19 de outubro de 2019

Prokofiev: Piano Sonatas Nos. 4, 7, 9 (Harmonia Mundi, 2019)

Nessa crónica do exílio a que chamou “O Cabo das Tormentas”, Nina Berbérova põe uma das personagens a pensar “naquilo que era realmente o seu destino, porque nem tudo o que acontecia na sua vida fazia parte do seu destino.” Ninguém achará extraordinária tamanha racionalização, mas menos ainda os russos, como ela, ou como Prokofiev, que ela bem conhecia, que chegou a dizer que na sua errância pelo mundo levava sempre o peso da pátria às costas. No caso do compositor, pese o paradoxo, nunca mais do que quando regressou definitivamente a Moscovo, em 1936. Aí, então, e basta ler os seus diários, cola-se a si a frase completa de Berbérova: “Sentia sempre a aproximação do destino: tudo [nele] ficava de sobreaviso, como [que] a preparar-se para receber o golpe – horrível, esmagador, todo-poderoso – da felicidade ou da desgraça. Sentia de repente a necessidade, não de conhecer, não de adivinhar, não de raciocinar, mas apenas de se submeter àquilo que nesses instantes se elevava em si [mesmo] como uma música.”
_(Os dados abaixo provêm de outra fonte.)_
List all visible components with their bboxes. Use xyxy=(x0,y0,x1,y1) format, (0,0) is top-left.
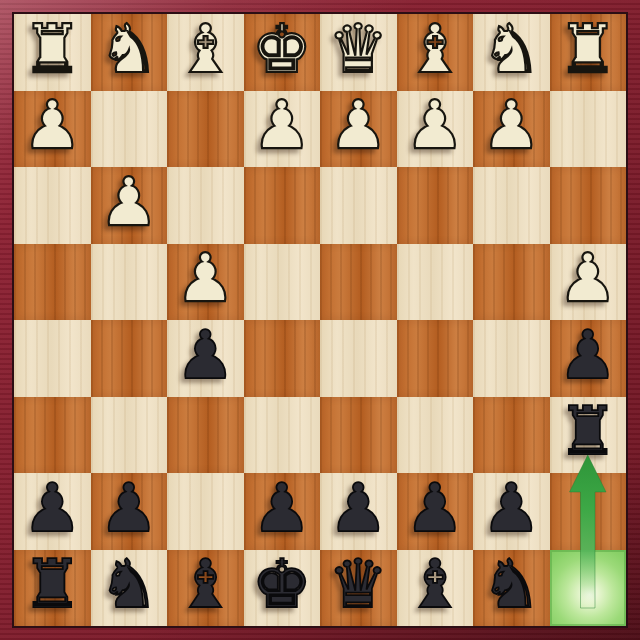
square-b2[interactable]: ♟ xyxy=(473,91,550,168)
square-d8[interactable]: ♛ xyxy=(320,550,397,627)
square-h1[interactable]: ♜ xyxy=(14,14,91,91)
square-a4[interactable]: ♟ xyxy=(550,244,627,321)
piece-white-pawn[interactable]: ♟ xyxy=(99,169,159,236)
piece-white-bishop[interactable]: ♝ xyxy=(175,16,235,83)
piece-white-knight[interactable]: ♞ xyxy=(481,16,541,83)
chess-board: ♜♞♝♚♛♝♞♜♟♟♟♟♟♟♟♟♟♟♜♟♟♟♟♟♟♜♞♝♚♛♝♞ xyxy=(14,14,626,626)
square-d4[interactable] xyxy=(320,244,397,321)
square-b6[interactable] xyxy=(473,397,550,474)
square-b7[interactable]: ♟ xyxy=(473,473,550,550)
square-c6[interactable] xyxy=(397,397,474,474)
square-b4[interactable] xyxy=(473,244,550,321)
square-h4[interactable] xyxy=(14,244,91,321)
piece-white-pawn[interactable]: ♟ xyxy=(481,92,541,159)
square-e1[interactable]: ♚ xyxy=(244,14,321,91)
square-d1[interactable]: ♛ xyxy=(320,14,397,91)
piece-black-pawn[interactable]: ♟ xyxy=(481,475,541,542)
piece-white-bishop[interactable]: ♝ xyxy=(405,16,465,83)
piece-black-rook[interactable]: ♜ xyxy=(558,398,618,465)
square-b5[interactable] xyxy=(473,320,550,397)
square-f5[interactable]: ♟ xyxy=(167,320,244,397)
square-h7[interactable]: ♟ xyxy=(14,473,91,550)
square-e4[interactable] xyxy=(244,244,321,321)
square-g6[interactable] xyxy=(91,397,168,474)
piece-white-rook[interactable]: ♜ xyxy=(22,16,82,83)
piece-black-rook[interactable]: ♜ xyxy=(22,551,82,618)
square-d3[interactable] xyxy=(320,167,397,244)
square-f2[interactable] xyxy=(167,91,244,168)
square-a6[interactable]: ♜ xyxy=(550,397,627,474)
piece-white-pawn[interactable]: ♟ xyxy=(405,92,465,159)
piece-black-knight[interactable]: ♞ xyxy=(481,551,541,618)
square-a3[interactable] xyxy=(550,167,627,244)
piece-white-pawn[interactable]: ♟ xyxy=(175,245,235,312)
square-c2[interactable]: ♟ xyxy=(397,91,474,168)
square-h2[interactable]: ♟ xyxy=(14,91,91,168)
piece-black-queen[interactable]: ♛ xyxy=(328,551,388,618)
square-a7[interactable] xyxy=(550,473,627,550)
square-f3[interactable] xyxy=(167,167,244,244)
square-h8[interactable]: ♜ xyxy=(14,550,91,627)
piece-black-king[interactable]: ♚ xyxy=(252,551,312,618)
square-h3[interactable] xyxy=(14,167,91,244)
piece-black-pawn[interactable]: ♟ xyxy=(22,475,82,542)
square-c3[interactable] xyxy=(397,167,474,244)
square-b8[interactable]: ♞ xyxy=(473,550,550,627)
square-d2[interactable]: ♟ xyxy=(320,91,397,168)
square-a5[interactable]: ♟ xyxy=(550,320,627,397)
piece-black-bishop[interactable]: ♝ xyxy=(175,551,235,618)
square-d6[interactable] xyxy=(320,397,397,474)
piece-white-rook[interactable]: ♜ xyxy=(558,16,618,83)
piece-white-pawn[interactable]: ♟ xyxy=(22,92,82,159)
square-f1[interactable]: ♝ xyxy=(167,14,244,91)
square-e3[interactable] xyxy=(244,167,321,244)
piece-black-pawn[interactable]: ♟ xyxy=(252,475,312,542)
square-d7[interactable]: ♟ xyxy=(320,473,397,550)
chess-app: ♜♞♝♚♛♝♞♜♟♟♟♟♟♟♟♟♟♟♜♟♟♟♟♟♟♜♞♝♚♛♝♞ xyxy=(0,0,640,640)
piece-black-pawn[interactable]: ♟ xyxy=(405,475,465,542)
square-g5[interactable] xyxy=(91,320,168,397)
square-e2[interactable]: ♟ xyxy=(244,91,321,168)
square-f7[interactable] xyxy=(167,473,244,550)
square-f4[interactable]: ♟ xyxy=(167,244,244,321)
square-c4[interactable] xyxy=(397,244,474,321)
square-c7[interactable]: ♟ xyxy=(397,473,474,550)
piece-white-pawn[interactable]: ♟ xyxy=(328,92,388,159)
square-d5[interactable] xyxy=(320,320,397,397)
square-b3[interactable] xyxy=(473,167,550,244)
square-h5[interactable] xyxy=(14,320,91,397)
square-g3[interactable]: ♟ xyxy=(91,167,168,244)
piece-black-pawn[interactable]: ♟ xyxy=(175,322,235,389)
square-a8[interactable] xyxy=(550,550,627,627)
piece-black-pawn[interactable]: ♟ xyxy=(328,475,388,542)
square-b1[interactable]: ♞ xyxy=(473,14,550,91)
piece-black-bishop[interactable]: ♝ xyxy=(405,551,465,618)
square-a2[interactable] xyxy=(550,91,627,168)
piece-black-pawn[interactable]: ♟ xyxy=(558,322,618,389)
square-g4[interactable] xyxy=(91,244,168,321)
piece-white-knight[interactable]: ♞ xyxy=(99,16,159,83)
square-g2[interactable] xyxy=(91,91,168,168)
square-a1[interactable]: ♜ xyxy=(550,14,627,91)
square-c5[interactable] xyxy=(397,320,474,397)
square-c8[interactable]: ♝ xyxy=(397,550,474,627)
piece-white-pawn[interactable]: ♟ xyxy=(252,92,312,159)
square-e8[interactable]: ♚ xyxy=(244,550,321,627)
square-e6[interactable] xyxy=(244,397,321,474)
square-e5[interactable] xyxy=(244,320,321,397)
piece-white-queen[interactable]: ♛ xyxy=(328,16,388,83)
square-f6[interactable] xyxy=(167,397,244,474)
piece-white-pawn[interactable]: ♟ xyxy=(558,245,618,312)
square-g1[interactable]: ♞ xyxy=(91,14,168,91)
piece-black-knight[interactable]: ♞ xyxy=(99,551,159,618)
square-h6[interactable] xyxy=(14,397,91,474)
square-f8[interactable]: ♝ xyxy=(167,550,244,627)
square-c1[interactable]: ♝ xyxy=(397,14,474,91)
piece-black-pawn[interactable]: ♟ xyxy=(99,475,159,542)
square-g7[interactable]: ♟ xyxy=(91,473,168,550)
square-e7[interactable]: ♟ xyxy=(244,473,321,550)
square-g8[interactable]: ♞ xyxy=(91,550,168,627)
piece-white-king[interactable]: ♚ xyxy=(252,16,312,83)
Melhor descrição para estas sublimes sonatas, não há, apesar da mais antiga delas, o Op. 29, proceder de 1917, não tinha ainda Prokofiev pesadelos com Estaline. Não obstante, bordada que está pelo complexo de emoções que de Prokofiev se apoderou quando soube do suicídio de Max Schmidthof, um colega e amigo, trata do mesmo que as outras: de reagir à terrível combinação de circunstâncias que influem de um modo inelutável na sorte de cada um. Arriscaria dizer que nunca, como aqui, na interpretação de Melnikov, estiveram os seus mais contrastantes elementos tão dramaticamente plasmados, o episódio pianissimo tranquillo e dolce, em especial, tão pungentemente marcado. Na sétima sonata, Op. 83, essa função recai sobre o seu segundo andamento, quando, de Schumann, se evoca “Wehmut”, canção em que o Eu lírico se vê invadido por um sofrimento que tem de permanecer invisível aos outros. E assim ficou, para sempre – demonstra-o a derradeira sonata, Op. 103, tão despida e no entanto jamais a nu, coberta pelo que Nabokov identificou em Prokofiev: “Sob a máscara do otimismo, um sentimento de profunda insegurança.”